Rebuking Denmark, EU Court Again Says Feta is Only Greek

ATHENS – The European Union’s Court of Justice issued a reprimand to Denmark for allowing companies to sell white cheese under the name Feta in a ruling declaring it’s a protected Greek product and ordered a stop to the practice.

Greece claims Feta as part of its cultural heritage because it has made the sheep and goat milk cheese for 6,000 years although other countries make and sell their own, including an American version that is dry and almost tasteless.

“By failing to stop the use of the designation ‘Feta’ for cheese intended for export to third countries, Denmark has failed to fulfil its obligations under EU law,” judges said, reported Reuters.

In the case brought by the European Commission and backed by Cyprus, Denmark had argued that an export ban could be seen as an obstacle to trade but the court said the designation included exports.

Feta has been designated a traditional Greek product by the EU executive since 2002, giving it legal protection in the 27-country bloc. The CJEU had in 2005 endorsed the label.

For Greece, Feta is a source of national pride, with more than 120,000 tons being produced annually but largely failing to be marketed or exported, allowing other products to take advantage.

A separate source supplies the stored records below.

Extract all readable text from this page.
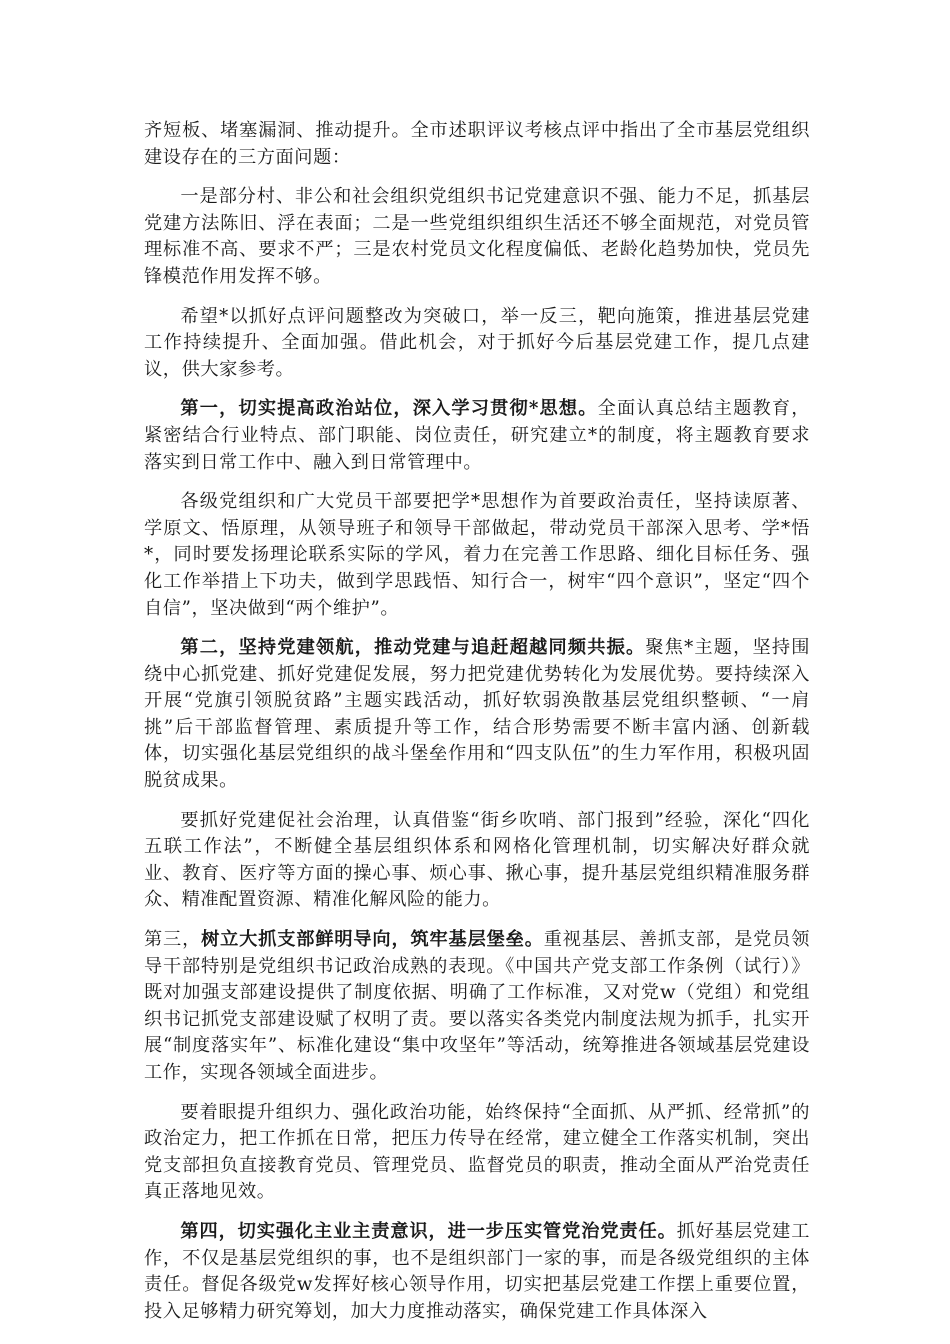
齐短板、堵塞漏洞、推动提升。全市述职评议考核点评中指出了全市基层党组织建设存在的三方面问题：

一是部分村、非公和社会组织党组织书记党建意识不强、能力不足，抓基层党建方法陈旧、浮在表面；二是一些党组织组织生活还不够全面规范，对党员管理标准不高、要求不严；三是农村党员文化程度偏低、老龄化趋势加快，党员先锋模范作用发挥不够。

希望*以抓好点评问题整改为突破口，举一反三，靶向施策，推进基层党建工作持续提升、全面加强。借此机会，对于抓好今后基层党建工作，提几点建议，供大家参考。

第一，切实提高政治站位，深入学习贯彻*思想。全面认真总结主题教育，紧密结合行业特点、部门职能、岗位责任，研究建立*的制度，将主题教育要求落实到日常工作中、融入到日常管理中。

各级党组织和广大党员干部要把学*思想作为首要政治责任，坚持读原著、学原文、悟原理，从领导班子和领导干部做起，带动党员干部深入思考、学*悟*，同时要发扬理论联系实际的学风，着力在完善工作思路、细化目标任务、强化工作举措上下功夫，做到学思践悟、知行合一，树牢“四个意识”，坚定“四个自信”，坚决做到“两个维护”。

第二，坚持党建领航，推动党建与追赶超越同频共振。聚焦*主题，坚持围绕中心抓党建、抓好党建促发展，努力把党建优势转化为发展优势。要持续深入开展“党旗引领脱贫路”主题实践活动，抓好软弱涣散基层党组织整顿、“一肩挑”后干部监督管理、素质提升等工作，结合形势需要不断丰富内涵、创新载体，切实强化基层党组织的战斗堡垒作用和“四支队伍”的生力军作用，积极巩固脱贫成果。

要抓好党建促社会治理，认真借鉴“街乡吹哨、部门报到”经验，深化“四化五联工作法”，不断健全基层组织体系和网格化管理机制，切实解决好群众就业、教育、医疗等方面的操心事、烦心事、揪心事，提升基层党组织精准服务群众、精准配置资源、精准化解风险的能力。

第三，树立大抓支部鲜明导向，筑牢基层堡垒。重视基层、善抓支部，是党员领导干部特别是党组织书记政治成熟的表现。《中国共产党支部工作条例（试行）》既对加强支部建设提供了制度依据、明确了工作标准，又对党w（党组）和党组织书记抓党支部建设赋了权明了责。要以落实各类党内制度法规为抓手，扎实开展“制度落实年”、标准化建设“集中攻坚年”等活动，统筹推进各领域基层党建设工作，实现各领域全面进步。

要着眼提升组织力、强化政治功能，始终保持“全面抓、从严抓、经常抓”的政治定力，把工作抓在日常，把压力传导在经常，建立健全工作落实机制，突出党支部担负直接教育党员、管理党员、监督党员的职责，推动全面从严治党责任真正落地见效。

第四，切实强化主业主责意识，进一步压实管党治党责任。抓好基层党建工作，不仅是基层党组织的事，也不是组织部门一家的事，而是各级党组织的主体责任。督促各级党w发挥好核心领导作用，切实把基层党建工作摆上重要位置，投入足够精力研究筹划，加大力度推动落实，确保党建工作具体深入
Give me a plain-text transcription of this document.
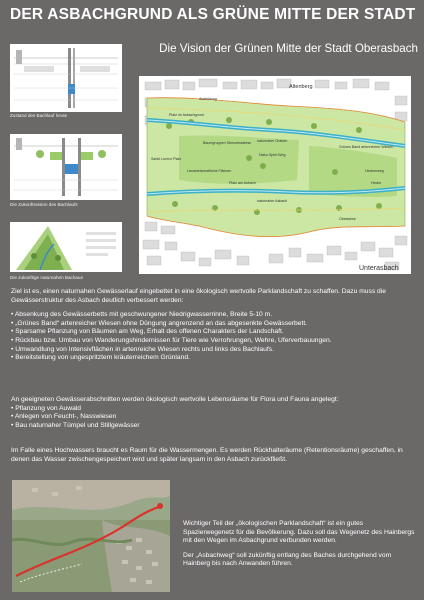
DER ASBACHGRUND ALS GRÜNE MITTE DER STADT
Die Vision der Grünen Mitte der Stadt Oberasbach
Zustand des Bachlauf heute
Die Zukunftsvision des Bachlaufs
Die zukünftige naturnahen Bachaue
Altenberg
Unterasbach
Ausbildung
Baumgruppen Streuobstwiese naturnaher Graben
Grünes Band artenreicher Wiesen
Sankt Lorenz Platz
Natur-Spiel-Weg
Landwirtschaftliche Flächen
Platz am Asbach
naturnaher Asbach
Platz im Asbachgrund
Heckenweg
Hecke
Obstwiese

Ziel ist es, einen naturnahen Gewässerlauf eingebettet in eine ökologisch wertvolle Parklandschaft zu schaffen. Dazu muss die Gewässerstruktur des Asbach deutlich verbessert werden:

• Absenkung des Gewässerbetts mit geschwungener Niedrigwasserrinne, Breite 5-10 m.
• „Grünes Band“ artenreicher Wiesen ohne Düngung angrenzend an das abgesenkte Gewässerbett.
• Sparsame Pflanzung von Bäumen am Weg, Erhalt des offenen Charakters der Landschaft.
• Rückbau bzw. Umbau von Wanderungshindernissen für Tiere wie Verrohrungen, Wehre, Uferverbauungen.
• Umwandlung von Intensivflächen in artenreiche Wiesen rechts und links des Bachlaufs.
• Bereitstellung von ungespritztem kräuterreichem Grünland.

An geeigneten Gewässerabschnitten werden ökologisch wertvolle Lebensräume für Flora und Fauna angelegt:

• Pflanzung von Auwald
• Anlegen von Feucht-, Nasswiesen
• Bau naturnaher Tümpel und Stillgewässer

Im Falle eines Hochwassers braucht es Raum für die Wassermengen. Es werden Rückhalteräume (Retentionsräume) geschaffen, in denen das Wasser zwischengespeichert wird und später langsam in den Asbach zurückfließt.

Wichtiger Teil der „ökologischen Parklandschaft“ ist ein gutes Spazierwegenetz für die Bevölkerung. Dazu soll das Wegenetz des Hainbergs mit den Wegen im Asbachgrund verbunden werden.

Der „Asbachweg“ soll zukünftig entlang des Baches durchgehend vom Hainberg bis nach Anwanden führen.
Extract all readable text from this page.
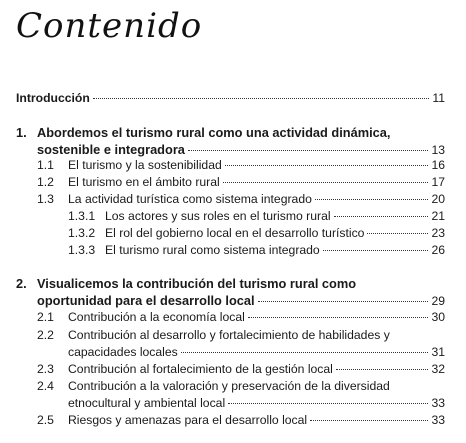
Contenido
Introducción	11
1. Abordemos el turismo rural como una actividad dinámica,
sostenible e integradora	13
1.1	El turismo y la sostenibilidad	16
1.2	El turismo en el ámbito rural	17
1.3	La actividad turística como sistema integrado	20
1.3.1 Los actores y sus roles en el turismo rural	21
1.3.2 El rol del gobierno local en el desarrollo turístico	23
1.3.3 El turismo rural como sistema integrado	26
2. Visualicemos la contribución del turismo rural como
oportunidad para el desarrollo local	29
2.1	Contribución a la economía local	30
2.2 Contribución al desarrollo y fortalecimiento de habilidades y
capacidades locales	31
2.3	Contribución al fortalecimiento de la gestión local	32
2.4 Contribución a la valoración y preservación de la diversidad
etnocultural y ambiental local	33
2.5	Riesgos y amenazas para el desarrollo local	33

In March – three years after the European Union Commission sued Denmark to stop using the name Feta – an advisor to the EU’s top court agreed it was a violation but could do nothing about it.

Denmark breached the law by letting companies make and export a white cheese labeled as feta, said Advocate General Tamara Capeta at the Luxembourg-based Court of Justice of the European Union (CJEU.)

Feta has been a registered Protected Designation of Origin (PDO) since 2002 in the EU and can only be produced in Greece according to a set of production specifications but Denmark has been doing it for years, ignoring the edict then.

Greece says feta is its cultural heritage because it has made the sheep and goat milk cheese for 6,000 years and had struggled to get brand name protection for one of its most valued products against imitators of fake feta.

“By failing to stop the use by Danish producers of the registered name ‘Feta’ for cheese intended for export to third countries, Denmark has failed to fulfil its obligations under EU law,” Capeta said, reported the news agency Reuters.

“The main idea behind that regulation is the improvement of the situation of EU agricultural producers through providing intellectual property protection to products involving traditional ways of production,” Capeta said, letting Denmark keep selling fake feta until the new ruling.